Which brings us back to the central problem with Zedd’s films. In an era such as ours, can eye surgery, oral sex, simulated rape or menstrual blood be really subversive––when mainstream television is encouraging brides to get plastic surgery for their wedding day, when “reality tv” makes soap operas look real and nuanced, when, thanks to the internet, we’re even more aware of the war, poverty and devastation that fills most of the world? In Zedd’s films, a few characters die, but rarely (if ever) more than one per film. In mainstream movies, directors routinely kill entire neighborhoods just to get the audience’s attention. How can you transgress something so thoroughly amoral?

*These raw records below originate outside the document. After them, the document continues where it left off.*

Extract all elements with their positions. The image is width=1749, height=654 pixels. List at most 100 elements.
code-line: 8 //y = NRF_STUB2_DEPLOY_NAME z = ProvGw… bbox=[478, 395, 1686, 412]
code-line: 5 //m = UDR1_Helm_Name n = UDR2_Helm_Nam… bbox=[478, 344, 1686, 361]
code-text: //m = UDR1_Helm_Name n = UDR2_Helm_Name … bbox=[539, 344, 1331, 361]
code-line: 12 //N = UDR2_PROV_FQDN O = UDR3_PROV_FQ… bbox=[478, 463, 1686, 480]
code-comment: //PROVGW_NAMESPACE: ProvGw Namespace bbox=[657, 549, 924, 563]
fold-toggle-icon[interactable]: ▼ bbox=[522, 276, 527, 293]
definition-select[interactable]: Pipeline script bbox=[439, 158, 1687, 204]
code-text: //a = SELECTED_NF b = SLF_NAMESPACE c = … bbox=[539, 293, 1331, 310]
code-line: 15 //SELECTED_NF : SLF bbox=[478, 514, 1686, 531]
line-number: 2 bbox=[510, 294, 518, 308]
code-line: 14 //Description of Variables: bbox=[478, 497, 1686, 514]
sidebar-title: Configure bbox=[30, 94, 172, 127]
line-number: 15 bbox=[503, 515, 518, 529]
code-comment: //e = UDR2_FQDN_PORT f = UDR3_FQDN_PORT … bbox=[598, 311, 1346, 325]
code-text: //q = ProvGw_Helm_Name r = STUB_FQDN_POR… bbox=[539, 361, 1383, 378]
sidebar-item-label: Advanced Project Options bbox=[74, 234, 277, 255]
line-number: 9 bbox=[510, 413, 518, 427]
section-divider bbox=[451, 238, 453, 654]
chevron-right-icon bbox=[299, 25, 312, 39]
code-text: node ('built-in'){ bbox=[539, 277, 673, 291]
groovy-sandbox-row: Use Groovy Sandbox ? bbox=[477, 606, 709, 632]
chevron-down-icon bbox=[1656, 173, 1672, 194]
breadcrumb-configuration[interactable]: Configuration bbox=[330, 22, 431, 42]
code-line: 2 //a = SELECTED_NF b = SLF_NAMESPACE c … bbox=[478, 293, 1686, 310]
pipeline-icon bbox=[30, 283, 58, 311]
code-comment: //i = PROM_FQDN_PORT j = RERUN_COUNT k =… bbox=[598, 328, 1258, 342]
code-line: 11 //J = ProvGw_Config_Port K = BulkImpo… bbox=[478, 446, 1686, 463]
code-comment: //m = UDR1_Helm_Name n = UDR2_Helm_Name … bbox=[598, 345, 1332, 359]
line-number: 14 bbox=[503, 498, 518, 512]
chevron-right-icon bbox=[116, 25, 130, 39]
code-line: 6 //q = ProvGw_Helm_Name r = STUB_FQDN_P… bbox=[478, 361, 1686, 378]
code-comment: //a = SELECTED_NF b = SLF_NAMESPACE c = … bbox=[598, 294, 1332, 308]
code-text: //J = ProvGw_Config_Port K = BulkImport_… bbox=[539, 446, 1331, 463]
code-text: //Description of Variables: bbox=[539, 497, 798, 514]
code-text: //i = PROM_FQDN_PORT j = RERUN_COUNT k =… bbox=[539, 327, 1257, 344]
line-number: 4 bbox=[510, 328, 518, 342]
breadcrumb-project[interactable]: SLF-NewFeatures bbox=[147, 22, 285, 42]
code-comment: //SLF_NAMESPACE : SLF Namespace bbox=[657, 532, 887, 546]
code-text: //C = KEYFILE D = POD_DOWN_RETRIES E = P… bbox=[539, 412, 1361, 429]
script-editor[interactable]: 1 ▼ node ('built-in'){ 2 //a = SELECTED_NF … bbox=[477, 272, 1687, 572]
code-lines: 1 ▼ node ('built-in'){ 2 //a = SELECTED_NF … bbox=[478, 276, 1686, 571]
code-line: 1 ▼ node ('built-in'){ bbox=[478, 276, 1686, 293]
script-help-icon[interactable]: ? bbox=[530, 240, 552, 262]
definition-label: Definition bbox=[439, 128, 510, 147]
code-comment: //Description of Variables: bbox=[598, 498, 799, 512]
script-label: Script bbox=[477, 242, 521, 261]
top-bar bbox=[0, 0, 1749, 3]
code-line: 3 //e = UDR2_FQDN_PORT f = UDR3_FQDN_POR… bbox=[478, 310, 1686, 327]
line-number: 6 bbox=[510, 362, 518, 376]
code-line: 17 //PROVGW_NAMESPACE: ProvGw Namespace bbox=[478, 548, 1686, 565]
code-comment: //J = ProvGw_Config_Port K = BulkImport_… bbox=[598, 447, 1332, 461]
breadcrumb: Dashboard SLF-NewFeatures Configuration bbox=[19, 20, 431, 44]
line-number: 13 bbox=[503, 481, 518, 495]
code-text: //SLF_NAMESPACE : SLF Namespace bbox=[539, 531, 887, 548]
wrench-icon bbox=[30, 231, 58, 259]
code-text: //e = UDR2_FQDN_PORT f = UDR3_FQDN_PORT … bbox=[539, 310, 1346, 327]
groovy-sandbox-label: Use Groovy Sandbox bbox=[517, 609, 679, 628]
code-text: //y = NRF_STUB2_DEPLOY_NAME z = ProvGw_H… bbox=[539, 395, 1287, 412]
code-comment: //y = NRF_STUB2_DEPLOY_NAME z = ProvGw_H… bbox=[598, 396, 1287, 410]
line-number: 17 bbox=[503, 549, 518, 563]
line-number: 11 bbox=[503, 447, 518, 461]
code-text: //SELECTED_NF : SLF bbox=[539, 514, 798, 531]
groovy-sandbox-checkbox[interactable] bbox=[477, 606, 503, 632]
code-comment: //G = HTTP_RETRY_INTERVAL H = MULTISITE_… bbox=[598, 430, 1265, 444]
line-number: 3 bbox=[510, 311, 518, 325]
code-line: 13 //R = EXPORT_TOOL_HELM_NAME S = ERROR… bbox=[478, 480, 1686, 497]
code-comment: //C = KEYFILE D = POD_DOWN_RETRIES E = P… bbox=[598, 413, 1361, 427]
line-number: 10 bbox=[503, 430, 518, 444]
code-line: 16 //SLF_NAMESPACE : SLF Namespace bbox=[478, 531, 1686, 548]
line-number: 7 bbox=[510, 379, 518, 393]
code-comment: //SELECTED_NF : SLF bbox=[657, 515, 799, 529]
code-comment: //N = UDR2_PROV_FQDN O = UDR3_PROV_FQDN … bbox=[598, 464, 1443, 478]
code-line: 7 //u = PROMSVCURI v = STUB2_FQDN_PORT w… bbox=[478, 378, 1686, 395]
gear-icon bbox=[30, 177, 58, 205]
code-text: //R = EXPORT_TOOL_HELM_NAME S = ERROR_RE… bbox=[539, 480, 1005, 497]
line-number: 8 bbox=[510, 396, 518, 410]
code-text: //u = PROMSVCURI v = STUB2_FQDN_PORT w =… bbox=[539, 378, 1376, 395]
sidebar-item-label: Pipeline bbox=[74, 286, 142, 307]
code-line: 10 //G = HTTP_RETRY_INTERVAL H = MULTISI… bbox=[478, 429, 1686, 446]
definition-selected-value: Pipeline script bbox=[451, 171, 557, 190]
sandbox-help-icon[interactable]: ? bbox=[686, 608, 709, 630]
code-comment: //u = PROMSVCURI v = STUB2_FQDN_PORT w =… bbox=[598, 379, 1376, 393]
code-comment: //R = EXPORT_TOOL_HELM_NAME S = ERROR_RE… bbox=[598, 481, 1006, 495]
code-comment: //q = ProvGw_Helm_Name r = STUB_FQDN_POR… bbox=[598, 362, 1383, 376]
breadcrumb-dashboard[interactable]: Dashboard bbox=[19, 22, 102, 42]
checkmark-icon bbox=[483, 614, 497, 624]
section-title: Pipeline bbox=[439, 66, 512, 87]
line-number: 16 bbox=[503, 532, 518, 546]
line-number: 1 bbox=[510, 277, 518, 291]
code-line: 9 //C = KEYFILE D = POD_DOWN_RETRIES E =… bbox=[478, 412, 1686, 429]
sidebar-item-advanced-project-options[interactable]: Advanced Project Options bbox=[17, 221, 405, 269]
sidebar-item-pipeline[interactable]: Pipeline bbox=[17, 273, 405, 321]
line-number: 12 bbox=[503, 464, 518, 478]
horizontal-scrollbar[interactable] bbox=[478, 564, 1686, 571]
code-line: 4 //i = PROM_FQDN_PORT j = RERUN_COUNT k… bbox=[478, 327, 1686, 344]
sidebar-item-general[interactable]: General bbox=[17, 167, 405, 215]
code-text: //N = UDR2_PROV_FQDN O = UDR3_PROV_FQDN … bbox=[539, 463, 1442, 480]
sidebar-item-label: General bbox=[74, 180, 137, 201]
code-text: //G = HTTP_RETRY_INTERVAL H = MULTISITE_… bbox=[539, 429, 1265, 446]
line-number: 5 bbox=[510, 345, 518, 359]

I am not the first person to bring this up. “The desensitization itself is the perversion,” Eugene Hütz, a Ukranian musician (and occasional actor––in Zedd’s films as well as others) said in an interview. “For example, Nick Zedd…was extremely subversive. [His films] challenged the remains of the plastic façade, the ‘Totem of the Depraved’ that had the power. Now, the fucking mainstream television is the Totem of the Depraved.”
The question, then, isn’t if his films are worth watching by the standards of a manifesto, but if they’re worth watching for you. I think the answer depends greatly on who you are. If you are a film student, a performance artist or Lester Bangs, Zedd’s films may be right for you. If you are sensitive to guts, gore, sex or nudity, these films aren’t. If you are none of the above, I suspect you’ll only watch the films once, though I don’t know what impact they’ll have on you.
I honestly cannot say that any of Zedd’s films gave me cause to think. My main thought, watching this collection, was “Why am I still watching this?” Yes, the films are unsettling, and most of them, despite being hampered by shoestring budgets, show Zedd’s vision and artistic talent. The acting, in the narrative features, is pretty good. They do not “tranquilize and obfuscate” as some avant-garde films do; for art films, they are refreshingly to the point. But they had no real effect on me.
Cinema of Transgression aimed to “go beyond all limits set or prescribed by taste, morality or any other traditional value system shackling the minds of men.” Unfortunately for us, television executives have found ways to accomplish this without challenging the status quo. Woe betide us, starting with them!